Bush sees positives for U.S. in Egypt, Arab Spring
Former president sees widespread protests as 'good thing'
When the dust settles from the protests in Egypt and other Arab nations, the resulting political balance will be favorable to the United States, former President George W. Bush predicts.
"I think (it's) a good thing," he said in an interview with ABC News broadcast Sunday, speaking broadly about the Arab Spring, the string of protests in the Middle East and North Africa stretching back more than two years.
When in office, Bush supported reform, democracy and greater freedoms in the region. He cited those principles as important for building new governments in Afghanistan and Iraq, and in a November 2003 speech in Washington, he pointed to Egypt as a country which showed potential for such change.
"The great and proud nation of Egypt has shown the way toward peace in the Middle East, and now should show the way toward democracy in the Middle East," he said. "Champions of democracy in the region understand that democracy is not perfect, it is not the path to utopia, but it's the only path to national success and dignity."
Nearly 10 years later, on Sunday supporters of the recently deposed Egyptian president continued their demonstrations against what they saw as a military coup, while supporters of the new government also rallied and awaited the naming of a new prime minister. Millions of people turned out to demonstrations last week as the Egyptian military ousted the country's first democratically elected government but promised a roadmap to a new democratic government.
Dozens were killed and over 1,000 were wounded in clashes on Saturday alone.
Bush addressed the violence and uncertainty in the region in the ABC interview, which was recorded while he was in Tanzania.
"Sure, it is tumultuous," Bush said. "But it's a good thing in that people are demanding their rightful place.
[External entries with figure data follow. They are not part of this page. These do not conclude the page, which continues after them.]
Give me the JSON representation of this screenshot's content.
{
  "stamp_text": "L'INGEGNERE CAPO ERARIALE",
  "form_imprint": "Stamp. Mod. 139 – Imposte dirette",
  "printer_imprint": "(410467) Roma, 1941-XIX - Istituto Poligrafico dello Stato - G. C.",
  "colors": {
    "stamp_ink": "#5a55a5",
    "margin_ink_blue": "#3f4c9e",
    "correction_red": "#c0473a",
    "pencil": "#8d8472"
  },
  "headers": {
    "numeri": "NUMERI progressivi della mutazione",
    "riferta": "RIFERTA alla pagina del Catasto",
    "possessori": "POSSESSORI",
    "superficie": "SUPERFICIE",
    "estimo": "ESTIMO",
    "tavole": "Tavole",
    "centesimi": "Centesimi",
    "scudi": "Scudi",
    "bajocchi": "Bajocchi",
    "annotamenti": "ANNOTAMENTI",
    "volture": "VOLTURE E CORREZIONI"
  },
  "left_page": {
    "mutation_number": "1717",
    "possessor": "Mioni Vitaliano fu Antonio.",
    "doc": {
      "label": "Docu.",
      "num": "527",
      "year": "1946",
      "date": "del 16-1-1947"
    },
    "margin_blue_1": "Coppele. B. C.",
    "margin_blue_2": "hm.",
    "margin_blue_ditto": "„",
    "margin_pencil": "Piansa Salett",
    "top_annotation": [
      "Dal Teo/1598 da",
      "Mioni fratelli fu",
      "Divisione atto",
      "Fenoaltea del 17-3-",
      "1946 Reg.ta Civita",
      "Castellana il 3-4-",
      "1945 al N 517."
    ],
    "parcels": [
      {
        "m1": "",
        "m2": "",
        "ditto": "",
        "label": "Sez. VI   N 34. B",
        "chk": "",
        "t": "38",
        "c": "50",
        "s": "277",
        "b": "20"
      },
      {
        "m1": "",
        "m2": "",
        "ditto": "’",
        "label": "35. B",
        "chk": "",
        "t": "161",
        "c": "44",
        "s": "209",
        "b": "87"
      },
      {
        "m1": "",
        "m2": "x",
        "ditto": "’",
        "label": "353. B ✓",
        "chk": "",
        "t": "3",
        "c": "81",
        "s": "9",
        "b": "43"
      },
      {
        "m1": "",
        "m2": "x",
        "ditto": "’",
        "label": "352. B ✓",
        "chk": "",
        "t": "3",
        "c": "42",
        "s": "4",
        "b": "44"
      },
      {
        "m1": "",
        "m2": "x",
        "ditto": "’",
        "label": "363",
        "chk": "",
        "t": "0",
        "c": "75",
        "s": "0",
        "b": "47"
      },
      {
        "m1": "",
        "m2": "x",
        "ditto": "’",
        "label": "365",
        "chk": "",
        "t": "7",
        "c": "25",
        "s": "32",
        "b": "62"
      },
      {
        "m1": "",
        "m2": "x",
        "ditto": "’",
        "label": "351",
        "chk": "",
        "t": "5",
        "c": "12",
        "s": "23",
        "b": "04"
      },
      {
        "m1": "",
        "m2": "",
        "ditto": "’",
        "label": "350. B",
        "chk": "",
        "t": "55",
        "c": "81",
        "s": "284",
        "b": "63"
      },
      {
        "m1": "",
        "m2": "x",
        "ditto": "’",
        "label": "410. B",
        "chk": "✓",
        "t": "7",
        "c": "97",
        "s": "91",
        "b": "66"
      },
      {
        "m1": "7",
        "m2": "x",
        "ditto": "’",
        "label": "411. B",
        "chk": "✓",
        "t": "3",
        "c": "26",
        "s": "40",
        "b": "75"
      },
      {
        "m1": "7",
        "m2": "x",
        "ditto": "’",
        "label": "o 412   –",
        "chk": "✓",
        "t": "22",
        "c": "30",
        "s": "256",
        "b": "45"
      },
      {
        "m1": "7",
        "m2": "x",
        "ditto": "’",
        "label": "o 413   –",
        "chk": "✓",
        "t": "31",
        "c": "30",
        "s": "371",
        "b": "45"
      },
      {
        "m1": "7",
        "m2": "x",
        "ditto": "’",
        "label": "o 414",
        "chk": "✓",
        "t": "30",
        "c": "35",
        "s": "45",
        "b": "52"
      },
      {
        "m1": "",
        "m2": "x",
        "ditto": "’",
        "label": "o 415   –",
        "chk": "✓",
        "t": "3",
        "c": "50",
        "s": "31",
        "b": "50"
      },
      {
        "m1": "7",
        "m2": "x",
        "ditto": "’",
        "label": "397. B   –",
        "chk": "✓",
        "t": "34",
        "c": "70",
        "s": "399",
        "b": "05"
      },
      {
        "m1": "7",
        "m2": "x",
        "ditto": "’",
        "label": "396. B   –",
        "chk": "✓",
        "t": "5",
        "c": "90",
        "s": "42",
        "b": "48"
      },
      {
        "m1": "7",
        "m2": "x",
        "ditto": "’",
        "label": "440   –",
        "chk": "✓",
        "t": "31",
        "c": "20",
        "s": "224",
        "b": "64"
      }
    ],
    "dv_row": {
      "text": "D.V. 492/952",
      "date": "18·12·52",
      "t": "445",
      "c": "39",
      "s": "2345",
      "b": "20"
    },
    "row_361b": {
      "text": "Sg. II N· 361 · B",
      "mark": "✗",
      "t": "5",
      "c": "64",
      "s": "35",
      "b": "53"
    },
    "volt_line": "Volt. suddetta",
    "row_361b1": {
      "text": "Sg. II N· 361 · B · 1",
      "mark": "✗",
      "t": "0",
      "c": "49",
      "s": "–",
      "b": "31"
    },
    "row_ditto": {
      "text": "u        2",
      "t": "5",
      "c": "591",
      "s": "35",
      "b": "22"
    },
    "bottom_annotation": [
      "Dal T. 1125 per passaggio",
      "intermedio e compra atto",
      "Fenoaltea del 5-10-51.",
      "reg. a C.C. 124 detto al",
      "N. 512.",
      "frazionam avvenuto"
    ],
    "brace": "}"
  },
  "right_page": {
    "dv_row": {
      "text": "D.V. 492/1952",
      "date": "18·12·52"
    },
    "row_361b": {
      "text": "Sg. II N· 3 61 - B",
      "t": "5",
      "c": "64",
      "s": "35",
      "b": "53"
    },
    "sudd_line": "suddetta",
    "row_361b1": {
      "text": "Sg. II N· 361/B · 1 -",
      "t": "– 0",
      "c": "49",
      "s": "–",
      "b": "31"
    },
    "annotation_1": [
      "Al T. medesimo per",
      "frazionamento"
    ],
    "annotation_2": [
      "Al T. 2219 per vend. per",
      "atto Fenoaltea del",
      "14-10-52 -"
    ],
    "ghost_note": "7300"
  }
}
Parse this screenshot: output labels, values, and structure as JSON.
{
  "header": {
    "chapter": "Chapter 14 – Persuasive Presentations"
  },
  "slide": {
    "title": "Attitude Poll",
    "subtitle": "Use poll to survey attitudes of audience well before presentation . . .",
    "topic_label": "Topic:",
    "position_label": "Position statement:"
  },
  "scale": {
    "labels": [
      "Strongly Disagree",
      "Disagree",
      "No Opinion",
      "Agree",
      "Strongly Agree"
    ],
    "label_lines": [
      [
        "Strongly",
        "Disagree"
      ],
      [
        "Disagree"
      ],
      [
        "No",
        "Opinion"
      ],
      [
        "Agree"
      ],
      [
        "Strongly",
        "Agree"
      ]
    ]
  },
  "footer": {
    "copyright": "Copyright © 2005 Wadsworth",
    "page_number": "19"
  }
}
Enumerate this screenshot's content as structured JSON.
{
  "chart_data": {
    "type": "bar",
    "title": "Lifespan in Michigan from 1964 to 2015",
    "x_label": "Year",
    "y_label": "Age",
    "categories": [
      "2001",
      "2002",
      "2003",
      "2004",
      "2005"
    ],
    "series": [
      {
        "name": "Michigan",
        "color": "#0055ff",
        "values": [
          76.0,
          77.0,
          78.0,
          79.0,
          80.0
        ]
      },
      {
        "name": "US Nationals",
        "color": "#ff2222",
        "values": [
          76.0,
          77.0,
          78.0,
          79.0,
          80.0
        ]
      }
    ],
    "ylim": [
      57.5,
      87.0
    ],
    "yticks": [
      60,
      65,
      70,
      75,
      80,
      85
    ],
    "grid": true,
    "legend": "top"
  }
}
And they overthrew a corrupt regime in Tunisia. They were unhappy with leadership that wouldn't listen to them in Egypt."
Former President Jimmy Carter, meanwhile, said on Sunday the "military made a terrible mistake" in ousting Morsy, who won last year in an "honest and fair" election. He attributed the shortcomings of the Morsy government that motivated the protests as remnants from the regime of predecessor Hosni Mubarak.
He and representatives from his center observed several of last year's elections and gave them a generally favorable review, despite noting inconsistencies, irregularities and restrictions. Carter pledged to send delegates to future elections there if he could not attend himself.
Bush said, is going through "an evolution" because new democratic governments "take a while to take root."